There is no clear California precedent addressing the question of an insurance adjuster's liability to an insured for property damage. Courts determining the economic loss limitation in Sanchez in other contexts have held that agents of insurance companies can be held liable for damage to person or property. See, e.g., Mintz v. Blue Cross of Cal., 172 Cal.App.4th 1594, 1615, 92 Cal.Rptr.3d 422 (2d Dist.2009) ("[C]onsiderations identified in Sanchez must necessarily be weighed differently when the result of a lack of due care is physical injury from the withholding of medical treatments."); Miletich, 2006 WL 2497895, at *6 (upholding negligence claim against insurance company's roofing inspector for damage caused during inspection). Although these cases are not on all fours with the present case, and a court considering an insurance adjuster's liability may choose to extend the rule established in Sanchez to actions causing damage to the insured's property, a court may also conclude otherwise.

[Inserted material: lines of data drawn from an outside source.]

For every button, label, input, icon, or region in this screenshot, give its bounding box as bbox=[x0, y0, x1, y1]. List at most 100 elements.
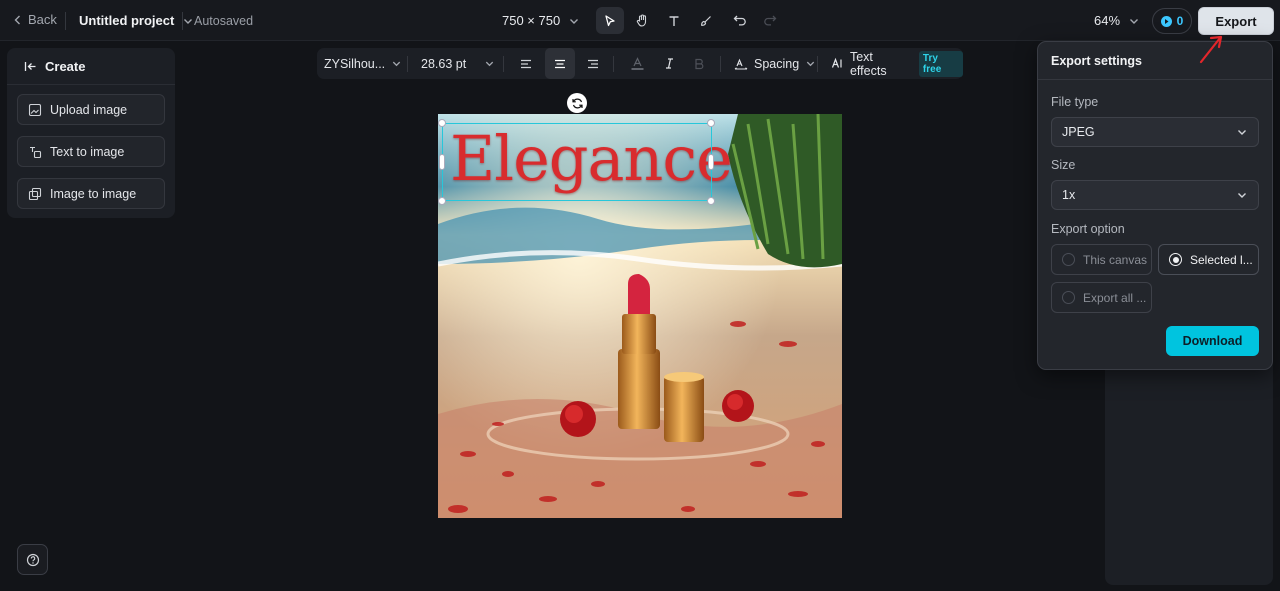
create-panel: Create Upload image Text to image Image … bbox=[7, 48, 175, 218]
font-size-dropdown[interactable]: 28.63 pt bbox=[421, 48, 495, 79]
canvas-size-label: 750 × 750 bbox=[502, 13, 561, 28]
italic-button[interactable] bbox=[663, 48, 676, 79]
export-button[interactable]: Export bbox=[1198, 7, 1274, 35]
text-selection-box bbox=[442, 123, 712, 201]
spacing-label: Spacing bbox=[754, 56, 800, 71]
try-free-badge: Try free bbox=[918, 50, 963, 77]
create-header[interactable]: Create bbox=[24, 59, 85, 74]
chevron-down-icon bbox=[1238, 130, 1246, 135]
option-export-all[interactable]: Export all ... bbox=[1051, 282, 1152, 313]
text-to-image-button[interactable]: Text to image bbox=[17, 136, 165, 167]
align-center-icon bbox=[555, 59, 565, 68]
select-tool[interactable] bbox=[596, 7, 624, 34]
rotate-handle[interactable] bbox=[567, 93, 587, 113]
text-color-button[interactable] bbox=[630, 48, 645, 79]
divider bbox=[1038, 79, 1272, 80]
red-arrow-annotation bbox=[1199, 35, 1223, 64]
divider bbox=[613, 56, 614, 72]
align-left-button[interactable] bbox=[519, 48, 533, 79]
font-family-dropdown[interactable]: ZYSilhou... bbox=[324, 48, 402, 79]
spacing-icon bbox=[734, 58, 748, 70]
size-value: 1x bbox=[1062, 188, 1076, 202]
create-title: Create bbox=[45, 59, 86, 74]
text-to-image-label: Text to image bbox=[50, 144, 125, 159]
spacing-dropdown[interactable]: Spacing bbox=[734, 48, 816, 79]
text-tool[interactable] bbox=[660, 7, 688, 34]
ai-text-icon bbox=[831, 57, 842, 68]
history-controls bbox=[732, 12, 778, 28]
image-to-image-button[interactable]: Image to image bbox=[17, 178, 165, 209]
resize-handle-top-left[interactable] bbox=[438, 119, 446, 127]
chevron-down-icon bbox=[1130, 18, 1139, 24]
hand-icon bbox=[636, 14, 646, 27]
divider bbox=[65, 12, 66, 30]
italic-icon bbox=[666, 58, 673, 69]
divider bbox=[7, 84, 175, 85]
help-icon bbox=[26, 553, 39, 566]
project-name: Untitled project bbox=[79, 13, 175, 28]
font-family-label: ZYSilhou... bbox=[324, 56, 386, 71]
file-type-label: File type bbox=[1051, 95, 1099, 109]
text-effects-button[interactable]: Text effects Try free bbox=[831, 48, 963, 79]
text-icon bbox=[669, 15, 679, 26]
brush-icon bbox=[701, 15, 711, 26]
help-button[interactable] bbox=[17, 544, 48, 575]
text-effects-label: Text effects bbox=[849, 49, 887, 78]
size-select[interactable]: 1x bbox=[1051, 180, 1259, 210]
divider bbox=[817, 56, 818, 72]
upload-image-label: Upload image bbox=[50, 102, 128, 117]
resize-handle-bottom-left[interactable] bbox=[438, 197, 446, 205]
zoom-level: 64% bbox=[1094, 13, 1121, 28]
size-label: Size bbox=[1051, 158, 1076, 172]
undo-icon[interactable] bbox=[732, 12, 748, 28]
resize-handle-right[interactable] bbox=[708, 154, 714, 170]
back-button[interactable]: Back bbox=[12, 12, 57, 27]
download-button[interactable]: Download bbox=[1166, 326, 1259, 356]
divider bbox=[407, 56, 408, 72]
resize-handle-bottom-right[interactable] bbox=[707, 197, 715, 205]
radio-selected-icon bbox=[1169, 253, 1182, 266]
tool-group bbox=[596, 7, 720, 34]
file-type-select[interactable]: JPEG bbox=[1051, 117, 1259, 147]
chevron-left-icon bbox=[14, 15, 20, 24]
resize-handle-top-right[interactable] bbox=[707, 119, 715, 127]
export-settings-title: Export settings bbox=[1051, 54, 1142, 68]
chevron-down-icon bbox=[392, 61, 401, 67]
credits-badge[interactable]: 0 bbox=[1152, 8, 1192, 34]
align-right-icon bbox=[588, 59, 598, 68]
redo-icon[interactable] bbox=[762, 12, 778, 28]
project-name-dropdown[interactable]: Untitled project bbox=[79, 13, 194, 28]
upload-image-button[interactable]: Upload image bbox=[17, 94, 165, 125]
chevron-down-icon bbox=[184, 18, 193, 24]
canvas-size-dropdown[interactable]: 750 × 750 bbox=[502, 13, 580, 28]
radio-icon bbox=[1062, 291, 1075, 304]
chevron-down-icon bbox=[1238, 193, 1246, 198]
chevron-down-icon bbox=[807, 61, 815, 67]
divider bbox=[182, 12, 183, 30]
font-size-label: 28.63 pt bbox=[421, 56, 467, 71]
credit-icon bbox=[1160, 15, 1172, 27]
brush-tool[interactable] bbox=[692, 7, 720, 34]
zoom-dropdown[interactable]: 64% bbox=[1094, 13, 1140, 28]
cursor-icon bbox=[605, 14, 615, 26]
text-toolbar: ZYSilhou... 28.63 pt Spacing Text effect… bbox=[317, 48, 963, 79]
rotate-icon bbox=[571, 98, 583, 108]
option-selected-layers[interactable]: Selected l... bbox=[1158, 244, 1259, 275]
divider bbox=[720, 56, 721, 72]
collapse-left-icon bbox=[24, 62, 36, 71]
back-label: Back bbox=[28, 12, 57, 27]
align-right-button[interactable] bbox=[586, 48, 600, 79]
option-label: Selected l... bbox=[1190, 252, 1253, 267]
chevron-down-icon bbox=[486, 61, 494, 67]
bold-icon bbox=[695, 58, 704, 69]
option-this-canvas[interactable]: This canvas bbox=[1051, 244, 1152, 275]
resize-handle-left[interactable] bbox=[439, 154, 445, 170]
credits-count: 0 bbox=[1176, 14, 1184, 28]
divider bbox=[503, 56, 504, 72]
option-label: Export all ... bbox=[1083, 290, 1147, 305]
hand-tool[interactable] bbox=[628, 7, 656, 34]
bold-button[interactable] bbox=[693, 48, 705, 79]
save-status: Autosaved bbox=[194, 14, 254, 28]
upload-image-icon bbox=[28, 103, 42, 116]
image-to-image-label: Image to image bbox=[50, 186, 137, 201]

The court must remand if there is a "non-fanciful possibility that the plaintiffs can state a claim against the non-diverse defendant." Vu, 602 F.Supp.2d at 1154. Without clear precedent establishing that no claim may be stated against Sams & Associates, the court is unable to conclude that plaintiffs' "failure is obvious according to the settled rules of the state." McCabe, 811 F.2d at 1339. Defendants have therefore not shown that plaintiffs will be unable state a viable claim against Sams & Associates. Accordingly, it has not proven by clear and convincing evidence that joinder as to Sams & Associates was fraudulent. Sams & Associates is therefore a legitimately named defendant and is a citizen of the same state as plaintiffs. Accordingly, complete diversity does not exist and there was no federal jurisdiction to support removal.
Because the joinder of Sams & Associates was not fraudulent, the court will grant plaintiffs' motion to remand and will deny Sams & Associates' and Tower Group's motion to dismiss as moot. Nonetheless,
IT IS THEREFORE ORDERED that plaintiffs' motion to remand be, and the same hereby is, GRANTED.
IT IS FURTHER ORDERED that Sam & Associates' and Tower Group's motions to dismiss be, and the same hereby are, DENIED as moot.
IT IS FURTHER ORDERED that plaintiffs' motion for attorney's fees be, and the same hereby is, DENIED.